Threat actors are called Cloud Atlas Related to a series of spear phishing attacks targeting Russian businesses.
According to a report by FACCT, an independent cybersecurity company established after Group-IB officially exited Russia earlier this year, targets included a Russian agro-industrial enterprise and a state-owned research company.
Cloud Atlas is a cyber espionage group of unknown origin that has been active since at least 2014. This threat actor, also known as Clean Ursa, Inception, Oxygen, and Red October, is known for its ongoing activities targeting Russia, Belarus, Azerbaijan, Turkey, and Slovenia.
In December 2022, Check Point and Positive Technologies detailed a multi-stage attack sequence that resulted in the deployment of a PowerShell-based backdoor, known as PowerShower, and a DLL payload capable of communicating with an attacker-controlled server.
From user to administrator: Learn how hackers gain total control
Learn the secret tactics hackers use to become administrators, and how to detect and stop it before it’s too late. Register now for our webinar.
Join now
The starting point is a phishing message with a bait file that exploits CVE-2017-11882, a six-year-old memory corruption flaw in the Microsoft Office Equation Editor, to initiate the execution of a malicious payload, which Cloud Atlas employs Technology back in October 2018.

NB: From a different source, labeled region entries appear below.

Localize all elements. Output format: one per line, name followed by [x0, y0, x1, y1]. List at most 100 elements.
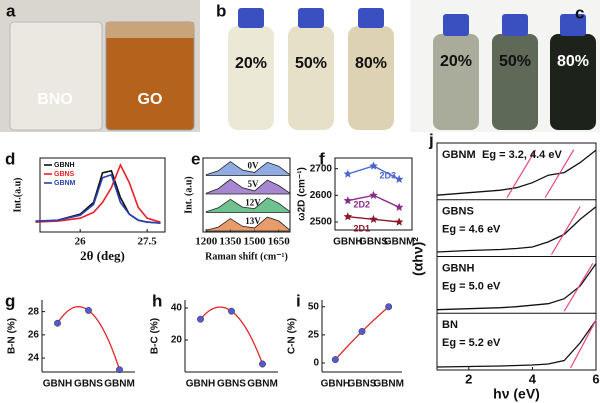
bottle-cap: [502, 14, 528, 36]
y-tick-label: 26: [28, 329, 40, 340]
data-point: [331, 356, 339, 364]
tangent-line: [544, 149, 575, 199]
x-tick-label: 1500: [244, 236, 267, 248]
photo-label: 50%: [499, 53, 531, 70]
x-tick-label: 1200: [195, 236, 218, 248]
tangent-line: [570, 319, 597, 369]
panel-label: c: [575, 3, 584, 22]
tauc-curve: [436, 319, 597, 368]
data-line: [35, 162, 161, 223]
raman-trace: [205, 197, 291, 213]
panel-label: f: [319, 149, 325, 168]
x-tick-label: GBNM: [384, 237, 415, 248]
y-axis-label: C-N (%): [287, 318, 298, 354]
photo-c: c 20% 50% 80%: [410, 0, 600, 132]
panel-label: b: [216, 1, 226, 20]
panel-label: j: [428, 130, 434, 149]
raman-trace: [205, 161, 291, 176]
y-tick-label: 28: [28, 306, 40, 317]
tangent-line: [563, 263, 594, 312]
data-point: [259, 360, 266, 368]
band-gap-label: Eg = 4.6 eV: [442, 224, 501, 236]
x-tick-label: GBNH: [186, 379, 215, 390]
panel-label: g: [5, 291, 15, 310]
raman-trace: [205, 216, 291, 232]
x-axis-label: hν (eV): [493, 386, 540, 402]
data-line: [35, 169, 161, 224]
data-line: [35, 173, 161, 224]
photo-label: 20%: [440, 53, 472, 70]
data-point: [116, 366, 123, 374]
sample-label: GBNS: [442, 206, 474, 218]
y-tick-label: 50: [308, 301, 320, 312]
star-marker: [343, 196, 353, 205]
fit-curve: [200, 306, 264, 365]
band-gap-label: Eg = 5.0 eV: [442, 280, 501, 292]
photo-label: BNO: [37, 91, 73, 108]
bottle-cap: [238, 8, 264, 28]
sample-label: BN: [442, 319, 458, 331]
photo-b: b 20% 50% 80%: [216, 1, 394, 130]
photo-a: a BNO GO: [0, 0, 200, 132]
x-tick-label: GBNS: [359, 237, 388, 248]
bottle-cap: [443, 14, 469, 36]
bottle: [492, 34, 538, 130]
x-tick-label: GBNS: [217, 379, 246, 390]
sample-label: GBNM: [442, 149, 476, 161]
series-label: 2D1: [354, 224, 371, 234]
trace-label: 13V: [245, 216, 261, 226]
plot-frame: [39, 157, 166, 233]
x-tick-label: 1350: [219, 236, 242, 248]
tauc-curve: [436, 149, 597, 196]
star-marker: [394, 174, 404, 183]
trace-label: 5V: [247, 179, 259, 189]
x-tick-label: 1650: [268, 236, 291, 248]
y-axis-label: Int.(a.u): [12, 177, 23, 212]
y-axis-label: Int. (a.u): [183, 176, 194, 214]
data-point: [385, 303, 393, 311]
beaker: [105, 21, 195, 131]
bottle-cap: [560, 14, 586, 36]
panel-label: h: [152, 291, 162, 310]
x-tick-label: GBNM: [373, 379, 404, 390]
x-axis-label: 2θ (deg): [80, 248, 125, 263]
x-tick-label: 4: [529, 371, 537, 386]
beaker: [9, 21, 103, 131]
y-tick-label: 2600: [310, 190, 333, 201]
star-marker: [343, 169, 353, 178]
photo-label: 80%: [557, 53, 589, 70]
x-tick-label: 26: [75, 236, 87, 248]
fit-curve: [56, 306, 121, 370]
beaker-rim: [106, 22, 194, 38]
bottle: [433, 34, 479, 130]
panel-label: d: [5, 149, 15, 168]
y-tick-label: 2500: [310, 217, 333, 228]
sample-label: GBNH: [442, 262, 474, 274]
x-tick-label: 2: [465, 371, 472, 386]
data-point: [85, 307, 92, 314]
y-axis-label: (αhν)²: [410, 237, 426, 276]
photo-label: GO: [138, 91, 163, 108]
x-tick-label: 6: [592, 371, 599, 386]
photo-label: 20%: [235, 55, 267, 72]
legend-label: GBNS: [54, 171, 75, 178]
x-tick-label: GBNS: [348, 379, 377, 390]
plot-frame: [202, 157, 291, 233]
band-gap-label: Eg = 5.2 eV: [442, 337, 501, 349]
x-tick-label: GBNM: [247, 379, 278, 390]
data-point: [228, 307, 235, 315]
bottle: [228, 26, 274, 130]
tauc-curve: [436, 263, 597, 311]
y-tick-label: 24: [28, 353, 40, 364]
bottle: [550, 34, 596, 130]
data-point: [197, 315, 204, 323]
panel-label: a: [6, 1, 16, 20]
data-point: [358, 328, 366, 335]
series-label: 2D3: [380, 170, 397, 180]
bottle: [288, 26, 334, 130]
y-tick-label: 25: [308, 330, 320, 341]
x-axis-label: Raman shift (cm⁻¹): [205, 251, 288, 262]
star-marker: [343, 212, 353, 221]
star-marker: [369, 161, 378, 170]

“The attacker’s large-scale spear phishing campaign continues to use its simple but effective methods to compromise its targets,” Kaspersky noted in August 2019. “Unlike many other intrusion sets, Cloud Atlas is There was no option to use open source implants during the attack.” Recent activities to reduce discrimination. “
The latest kill chain described by FACCT is similar to the one described by Positive Technologies, which successfully exploited CVE-2017-11882 via RTF template injection, paving the way for shellcode responsible for downloading and running obfuscated HTA files. The emails came from popular Russian email services Yandex Mail and VK’s Mail.ru.

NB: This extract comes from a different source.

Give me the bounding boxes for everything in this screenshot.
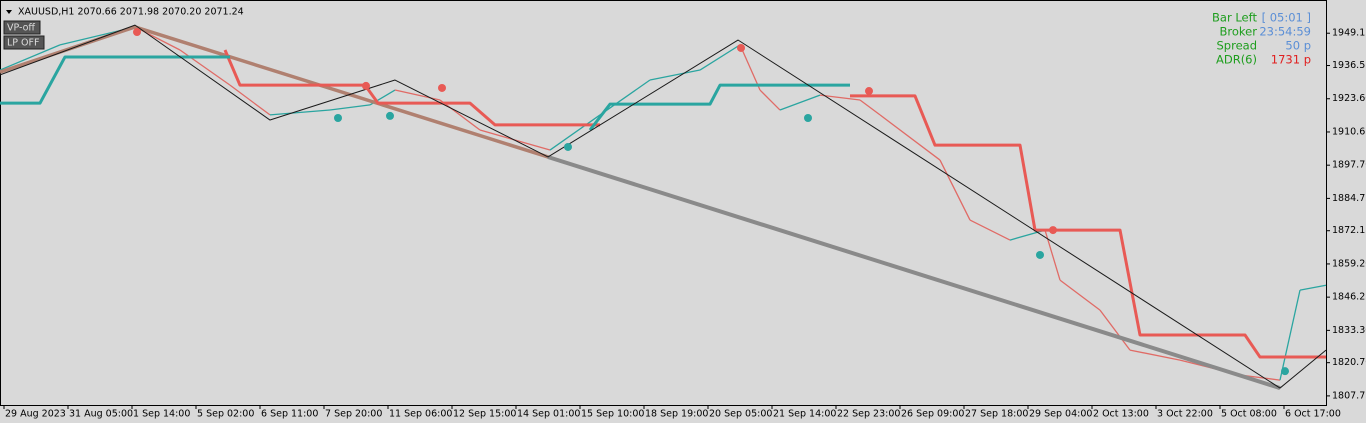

The malicious HTML application then launches Visual Basic Script (VBS) files, which are ultimately responsible for retrieving and executing unknown VBS code from the remote server.
“The Cloud Atlas group has been active for years and has carefully considered all aspects of its attacks,” Positive Technologies said of the group last year.

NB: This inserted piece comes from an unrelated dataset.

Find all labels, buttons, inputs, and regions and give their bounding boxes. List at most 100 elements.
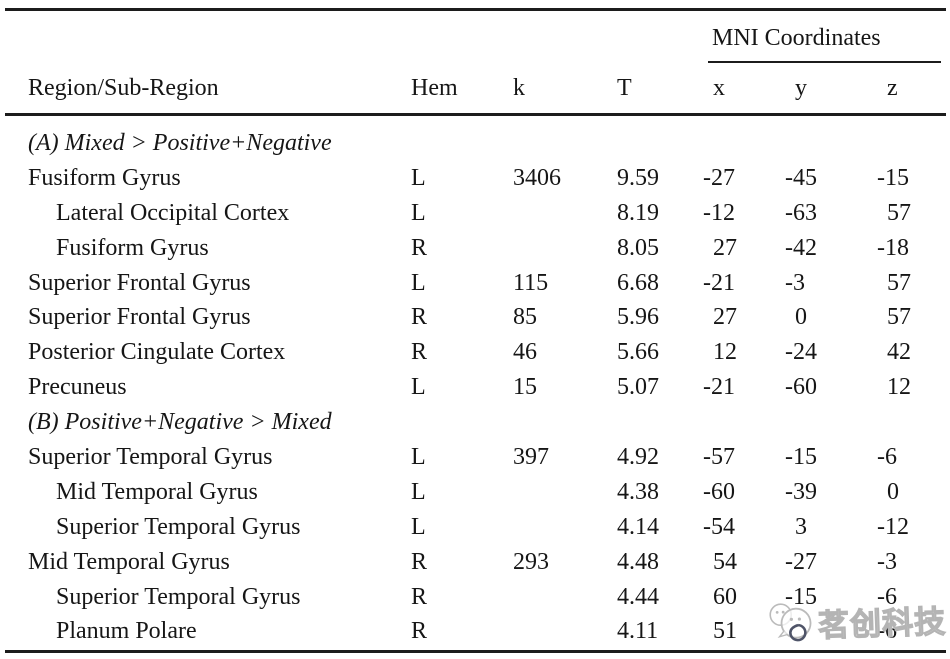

“The group’s toolkit has not changed in years – they attempt to hide malware from researchers by requesting disposable payloads and validating them. The group avoids this by using legitimate cloud storage and well-documented software capabilities. Network and file attack detection tools, especially in Microsoft Office.”
The company says at least 20 Russia-based organizations have been compromised by Decoy Dog, a modified version of the Pupy RAT, which it attributes to an advanced persistent threat actor known as Hellhounds.
In addition to allowing attackers to remotely control infected hosts, this actively maintained malware also comes with a script designed to transmit telemetry data to a user named “Lamir Hasabat” (@lahat) on a Mindly.Social instance on Mastodon. “Automatic” account.
Security researchers Stanislav Pyzhov and Aleksandr Grigorian said: “After the release of information about the first version of the decoy dog, malware authors spent a lot of effort Efforts to hinder its detection and analysis in traffic and file systems.”